Students may be asked to stake out a position, make an argument, or have a thesis as a way to articulate their paper's project in the introduction. While these terms are not interchangeable, they all share a focus on a writer's ability to define her project's assumptions, goals, and implications.
 

Action Horizon:

When we read and evaluate a student's project, we a particularly interested in whether or not that project has an action horizon. The action horizon, as we define it, is where the student imagines possibilities and solutions to the problems and issues raised by the assignment, by the reading, and by student's own project. The most effective articulations and explorations of a project's action horizon avoid simple solutions ("we should just ban biotech"), recognizing instead the complexity of real world problems and working through the texts and the student's own ideas to imagine new possibilities.

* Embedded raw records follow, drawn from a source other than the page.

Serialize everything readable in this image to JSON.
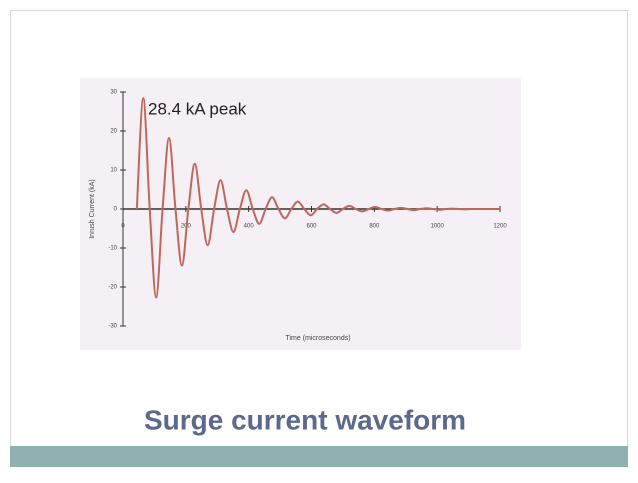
{
  "chart_data": {
    "type": "line",
    "title": "Surge current waveform",
    "annotation": "28.4 kA peak",
    "x_label": "Time (microseconds)",
    "y_label": "Inrush Current (kA)",
    "xlim": [
      0,
      1200
    ],
    "ylim": [
      -30,
      30
    ],
    "xticks": [
      0,
      200,
      400,
      600,
      800,
      1000,
      1200
    ],
    "yticks": [
      -30,
      -20,
      -10,
      0,
      10,
      20,
      30
    ],
    "series": [
      {
        "name": "Inrush current",
        "color": "#c0665a",
        "x": [
          44,
          64.5,
          85,
          105.5,
          126,
          146.5,
          167,
          187.5,
          208,
          228.5,
          249,
          269.5,
          290,
          310.5,
          331,
          351.5,
          372,
          392.5,
          413,
          433.5,
          454,
          474.5,
          495,
          515.5,
          536,
          556.5,
          577,
          597.5,
          618,
          638.5,
          659,
          679.5,
          700,
          720.5,
          741,
          761.5,
          782,
          802.5,
          823,
          843.5,
          864,
          884.5,
          905,
          925.5,
          946,
          966.5,
          987,
          1007.5,
          1028,
          1048.5,
          1069,
          1089.5,
          1110,
          1200
        ],
        "values": [
          0,
          28.4,
          0,
          -22.7,
          0,
          18.2,
          0,
          -14.5,
          0,
          11.6,
          0,
          -9.3,
          0,
          7.4,
          0,
          -5.9,
          0,
          4.8,
          0,
          -3.8,
          0,
          3.0,
          0,
          -2.4,
          0,
          1.9,
          0,
          -1.6,
          0,
          1.2,
          0,
          -1.0,
          0,
          0.8,
          0,
          -0.6,
          0,
          0.5,
          0,
          -0.4,
          0,
          0.3,
          0,
          -0.3,
          0,
          0.2,
          0,
          -0.2,
          0,
          0.1,
          0,
          -0.1,
          0,
          0
        ]
      }
    ]
  }
}
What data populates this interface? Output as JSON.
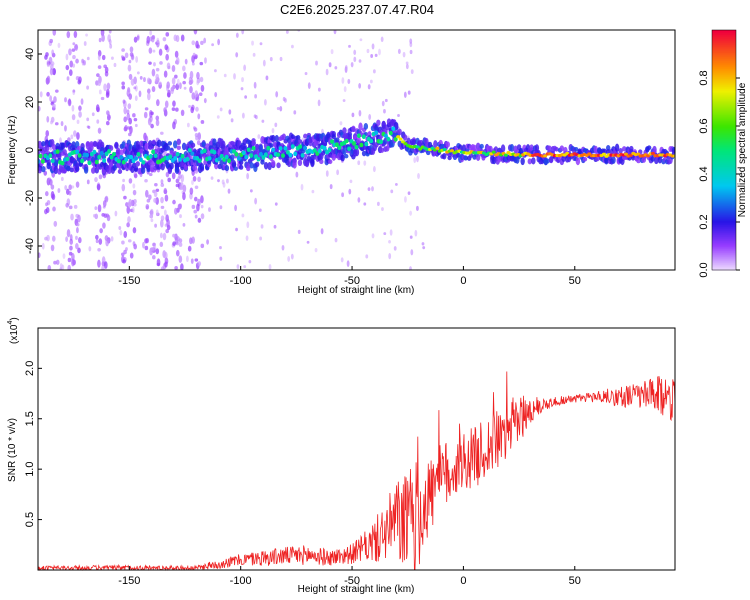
{
  "title": "C2E6.2025.237.07.47.R04",
  "colors": {
    "snr_line": "#ee2222",
    "axis": "#000000",
    "background": "#ffffff"
  },
  "chart_data": [
    {
      "type": "heatmap",
      "name": "spectrogram",
      "xlabel": "Height of straight line (km)",
      "ylabel": "Frequency (Hz)",
      "xlim": [
        -191,
        95
      ],
      "ylim": [
        -50,
        50
      ],
      "x_ticks": [
        -150,
        -100,
        -50,
        0,
        50
      ],
      "y_ticks": [
        40,
        20,
        0,
        -20,
        -40
      ],
      "colorbar": {
        "label": "Normalized spectral amplitude",
        "range": [
          0.0,
          1.0
        ],
        "ticks": [
          0.0,
          0.2,
          0.4,
          0.6,
          0.8
        ],
        "tick_labels": [
          "0.0",
          "0.2",
          "0.4",
          "0.6",
          "0.8"
        ]
      },
      "ridge": {
        "description_points_x": [
          -191,
          -150,
          -100,
          -60,
          -40,
          -32,
          -25,
          -20,
          -10,
          0,
          30,
          60,
          95
        ],
        "center_freq_hz": [
          -3,
          -3,
          -2,
          1,
          5,
          7,
          2,
          1,
          0,
          -1,
          -2,
          -2,
          -2
        ]
      }
    },
    {
      "type": "line",
      "name": "snr",
      "xlabel": "Height of straight line (km)",
      "ylabel": "SNR (10 * v/v)",
      "y_multiplier_label": "(x10",
      "y_multiplier_exp": "4",
      "y_multiplier_close": ")",
      "xlim": [
        -191,
        95
      ],
      "ylim": [
        0,
        2.4
      ],
      "x_ticks": [
        -150,
        -100,
        -50,
        0,
        50
      ],
      "y_ticks": [
        2.0,
        1.5,
        1.0,
        0.5
      ],
      "y_tick_labels": [
        "2.0",
        "1.5",
        "1.0",
        "0.5"
      ],
      "series": [
        {
          "name": "SNR",
          "envelope_x": [
            -191,
            -150,
            -120,
            -110,
            -100,
            -90,
            -80,
            -70,
            -60,
            -50,
            -45,
            -40,
            -35,
            -30,
            -25,
            -20,
            -15,
            -10,
            -5,
            0,
            5,
            10,
            15,
            20,
            25,
            30,
            35,
            40,
            50,
            60,
            70,
            80,
            90,
            95
          ],
          "envelope_mean": [
            0.02,
            0.02,
            0.02,
            0.06,
            0.1,
            0.12,
            0.14,
            0.15,
            0.12,
            0.16,
            0.22,
            0.28,
            0.38,
            0.5,
            0.45,
            0.55,
            0.75,
            0.9,
            1.0,
            1.08,
            1.12,
            1.2,
            1.28,
            1.38,
            1.5,
            1.58,
            1.63,
            1.67,
            1.7,
            1.72,
            1.72,
            1.73,
            1.72,
            1.72
          ],
          "envelope_amp": [
            0.02,
            0.03,
            0.02,
            0.05,
            0.06,
            0.08,
            0.09,
            0.1,
            0.08,
            0.1,
            0.14,
            0.22,
            0.3,
            0.4,
            0.55,
            0.55,
            0.4,
            0.35,
            0.35,
            0.3,
            0.3,
            0.32,
            0.3,
            0.3,
            0.25,
            0.15,
            0.08,
            0.05,
            0.04,
            0.06,
            0.1,
            0.14,
            0.22,
            0.24
          ]
        }
      ]
    }
  ]
}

For more on the meaning of this term, please see "Teaching the Action Horizon," our introductory essay in the Teacher's Manual.

 
Organization: This is a fairly standard term in evaluating student work. In our criteria, we are interested in the degree to which the student's organization of the paper helps the student to define and develop his or her project. To achieve a working level of clarity, students should express, explain, and explore a central claim in each paragraph. The paper's paragraphs should connect logically to each other. In addition, the paragraphs should all work toward developing and supporting a paper's project. At more advanced levels, the organizational structure will grow more complex: it might incorporate the consideration of qualifications, exceptions, alternative explanations; the organization might also include the trademarks of the most experienced writers--digressions, extended anecdotes, sectioned arguments that are drawn together in the final pages.
 
Making Connections:

Because we believe that reading plays a central role in the writing process, we have emphasized through our assignments, our sequences, and through our choice of essays the important role that writing can play in making connections between different readings. When writing is used in this way, it generates new thoughts and it fosters creativity, two activities that are not always linked to the work of the expository essay.

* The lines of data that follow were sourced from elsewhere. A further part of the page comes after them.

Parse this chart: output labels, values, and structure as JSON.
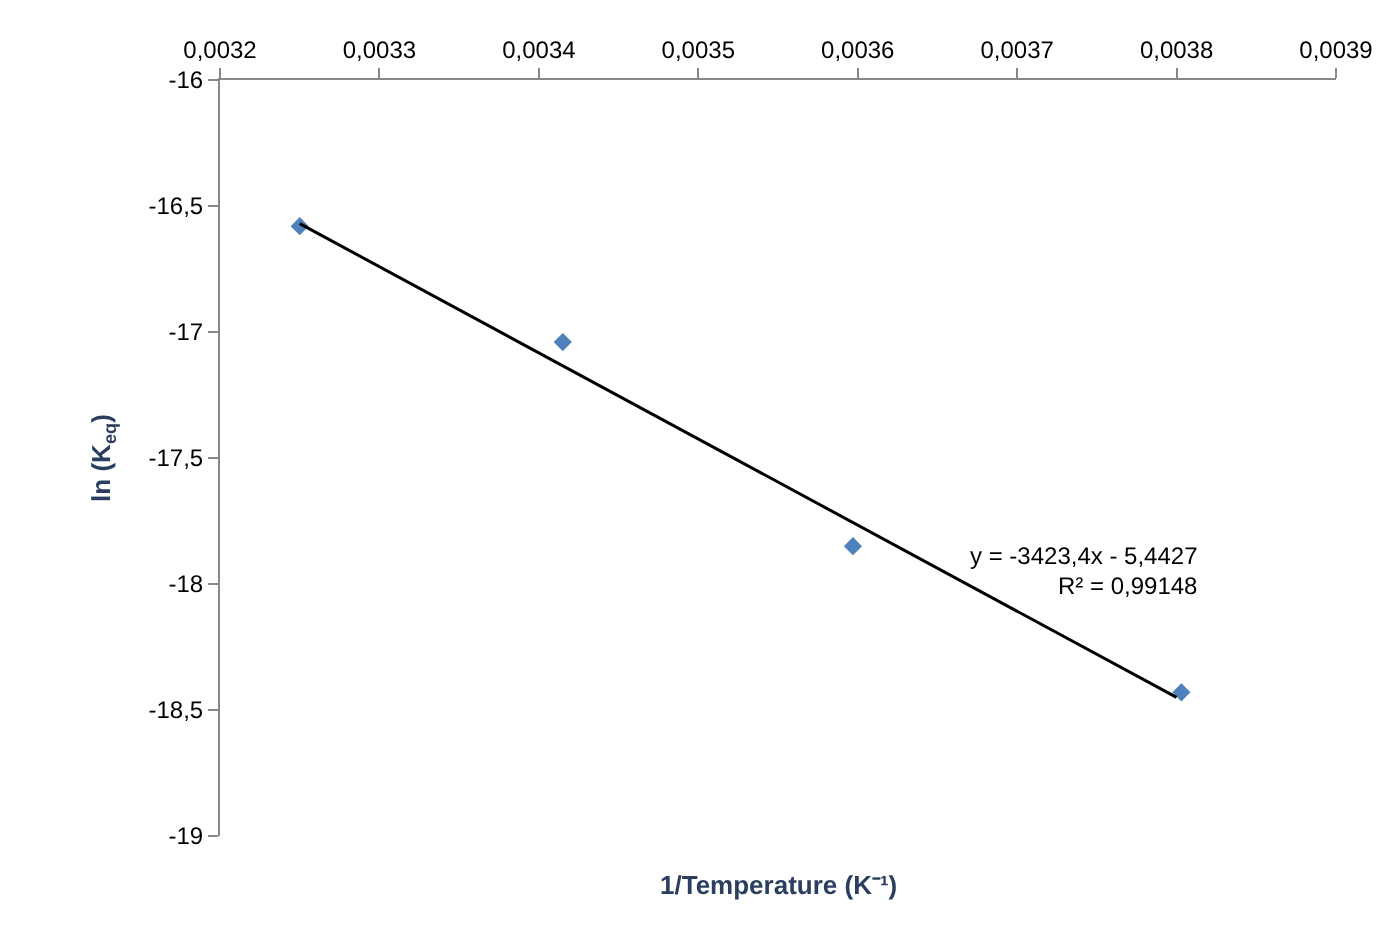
{
  "chart_data": {
    "type": "scatter",
    "xlabel": "1/Temperature (K⁻¹)",
    "ylabel": "ln (K$_{eq}$)",
    "series": [
      {
        "color": "#4f81bd",
        "marker": "diamond",
        "x": [
          0.00325,
          0.003415,
          0.003597,
          0.003803
        ],
        "values": [
          -16.58,
          -17.04,
          -17.85,
          -18.43
        ]
      },
      {
        "type": "line",
        "color": "#000000",
        "marker": "none",
        "line_style": "solid",
        "x": [
          0.00325,
          0.0038
        ],
        "values": [
          -16.57,
          -18.45
        ]
      }
    ],
    "xlim": [
      0.0032,
      0.0039
    ],
    "xticks": [
      {
        "value": 0.0032,
        "label": "0,0032"
      },
      {
        "value": 0.0033,
        "label": "0,0033"
      },
      {
        "value": 0.0034,
        "label": "0,0034"
      },
      {
        "value": 0.0035,
        "label": "0,0035"
      },
      {
        "value": 0.0036,
        "label": "0,0036"
      },
      {
        "value": 0.0037,
        "label": "0,0037"
      },
      {
        "value": 0.0038,
        "label": "0,0038"
      },
      {
        "value": 0.0039,
        "label": "0,0039"
      }
    ],
    "ylim": [
      -19,
      -16
    ],
    "yticks": [
      -16,
      {
        "value": -16.5,
        "label": "-16,5"
      },
      -17,
      {
        "value": -17.5,
        "label": "-17,5"
      },
      -18,
      {
        "value": -18.5,
        "label": "-18,5"
      },
      -19
    ],
    "annotations": [
      "y = -3423,4x - 5,4427",
      "R² = 0,99148"
    ]
  }
}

While we remain convinced of the importance of training students to work closely with the assigned readings and we continue to train them to demonstrate this work through the effective use of quotation, we also encourage our students to think more broadly about what work they can do with the assigned texts. While close reading is a skill that is highly valued in some writing practices, one need not search far in the university to find examples of highly valued ways of writing that rely more heavily on paraphrase and summary. What we hope to encourage through our grading criteria is a kind of thinking that doesn't define the end point as being an iron clad, fully supported rendering of one of the assigned readings in the NHR; we'd rather that the students learn how to use the readings to generate new questions, explore unfamiliar terrain, and work out new ideas. Making connections of this sort can't be done if one reads without comprehension; it also can't be realized if one's highest concern is fidelity to every nuance of the assigned readings.

 
Following Conventions: A student will need to follow citation conventions, as described by the instructor, the Writing Program, and the university. The words and ideas of others need to be acknowledged as appropriate throughout the paper. A student should identify the source of quotations, the source of paraphrased ideas and facts, and the author, title, and context of each source text.